Concerts : Besoin Dead / Llamame La Muerte  (fr)

Dernier sursaut de notre marathon de concerts avant les prochaines convulsions (un par semaine, on trouve que c’est pas mal) :
Besoin Dead et Llamame La Muerte viennent nous remplir les oreilles de leur punk psychédélique.

Pour voir Llamame La Muerte : Cliklà
Pour voir Besoin Dead : Clikici

Portes : 20h00
Paf : 5 ou 6 €

16mai2013

Besoin Dead, trio parigot, et Llamame La Muerte, duo manceau, sont deux groupes du label indépendant « Et Mon Cul C’est Du Tofu?« .
Mon Cul, c’est un collectif, un label et une distro basé en région parisienne  sur lequel sont aussi édités des disques de Chocolat Billy, Dure Mère, Headwar, Le Singe Blanc, Les Louise Mitchels, Mr Marcaille, … Bref, plein de connaissances!

La particularité de ce collectif, c’est qu’il est né de l’envie d’organiser des concerts, de produire de disques et fanzines sans déléguer le boulot à des professionnels du management et du booking…
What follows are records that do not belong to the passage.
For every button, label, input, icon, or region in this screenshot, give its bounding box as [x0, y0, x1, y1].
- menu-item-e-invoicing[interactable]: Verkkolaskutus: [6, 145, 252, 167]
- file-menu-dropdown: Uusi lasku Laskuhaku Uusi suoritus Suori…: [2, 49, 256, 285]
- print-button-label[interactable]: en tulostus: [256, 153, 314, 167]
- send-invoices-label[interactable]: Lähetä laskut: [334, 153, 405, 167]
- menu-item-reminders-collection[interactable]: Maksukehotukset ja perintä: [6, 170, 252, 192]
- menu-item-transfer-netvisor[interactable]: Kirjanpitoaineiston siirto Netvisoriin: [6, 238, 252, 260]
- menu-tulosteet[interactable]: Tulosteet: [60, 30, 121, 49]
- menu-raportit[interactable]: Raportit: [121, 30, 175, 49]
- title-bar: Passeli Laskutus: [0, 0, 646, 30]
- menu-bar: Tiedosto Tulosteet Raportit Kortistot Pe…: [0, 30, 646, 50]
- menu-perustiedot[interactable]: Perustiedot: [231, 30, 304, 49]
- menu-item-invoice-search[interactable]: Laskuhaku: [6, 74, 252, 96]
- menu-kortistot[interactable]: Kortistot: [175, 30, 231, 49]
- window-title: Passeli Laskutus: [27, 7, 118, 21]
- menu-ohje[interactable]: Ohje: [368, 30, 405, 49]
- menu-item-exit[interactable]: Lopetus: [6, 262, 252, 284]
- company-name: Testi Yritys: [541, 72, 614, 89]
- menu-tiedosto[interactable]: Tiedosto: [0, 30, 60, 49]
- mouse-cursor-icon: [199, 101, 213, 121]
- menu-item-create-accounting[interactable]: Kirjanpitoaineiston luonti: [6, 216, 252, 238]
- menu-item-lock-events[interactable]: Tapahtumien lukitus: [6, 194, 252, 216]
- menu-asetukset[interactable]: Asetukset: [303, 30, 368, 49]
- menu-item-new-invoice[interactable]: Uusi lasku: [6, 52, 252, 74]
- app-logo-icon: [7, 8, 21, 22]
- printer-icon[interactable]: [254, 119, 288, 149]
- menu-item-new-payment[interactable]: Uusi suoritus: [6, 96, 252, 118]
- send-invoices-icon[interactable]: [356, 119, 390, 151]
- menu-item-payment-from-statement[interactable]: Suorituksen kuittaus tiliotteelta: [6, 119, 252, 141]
Rappelez-vous, il y a presque un an nous invitions le guitariste américain Daniel Bachman et le musicien/dessinateur français Mattt Konture (Courge). Au difficile moment de chercher quelque chose de pertinent à écrire pour mettre notre site à jour, nous nous étions demandé ce que Bachman et Konture pouvaient bien avoir en commun… Bien que nous la sentions, l’évidence ne nous avait tout de suite sauté aux yeux: ce qui rassemble Bachman, Konture et bien d’autres qui sont déjà passés par chez nous, est ce petit quelque chose de différent que nous défendons au jour le jour dans notre manière de fonctionner ici, à la ferme : le geste amateur. Si nous faisons un lien entre cette soirée et la tournée des groupes Besoin Dead et Llamame La Muerte, c’est parce qu’à nouveau, nous avions envie de mettre en évidence la démarche du label de ces deux derniers groupes.

Le fanzine agrafé main de Konture, La manière dont Bachman organise ses tournées ou encore la façon dont le label belge Aredje, pour ne citer que lui, conçoit la production disques, servent la même idée : Que les artistes préservent leur indépendance financière et qu’ils gardent le contrôle sur le produit de leur travail. Et Mon Cul, parce qu’il permet aux artistes de faire ce qu’ils aiment et ce, sans compromis, tant sur le fond de l’œuvre que sur sa forme esthétique ou matérielle, partage également cette démarche que nous apprécions particulièrement.

La boucle est bouclée? Espérons que non!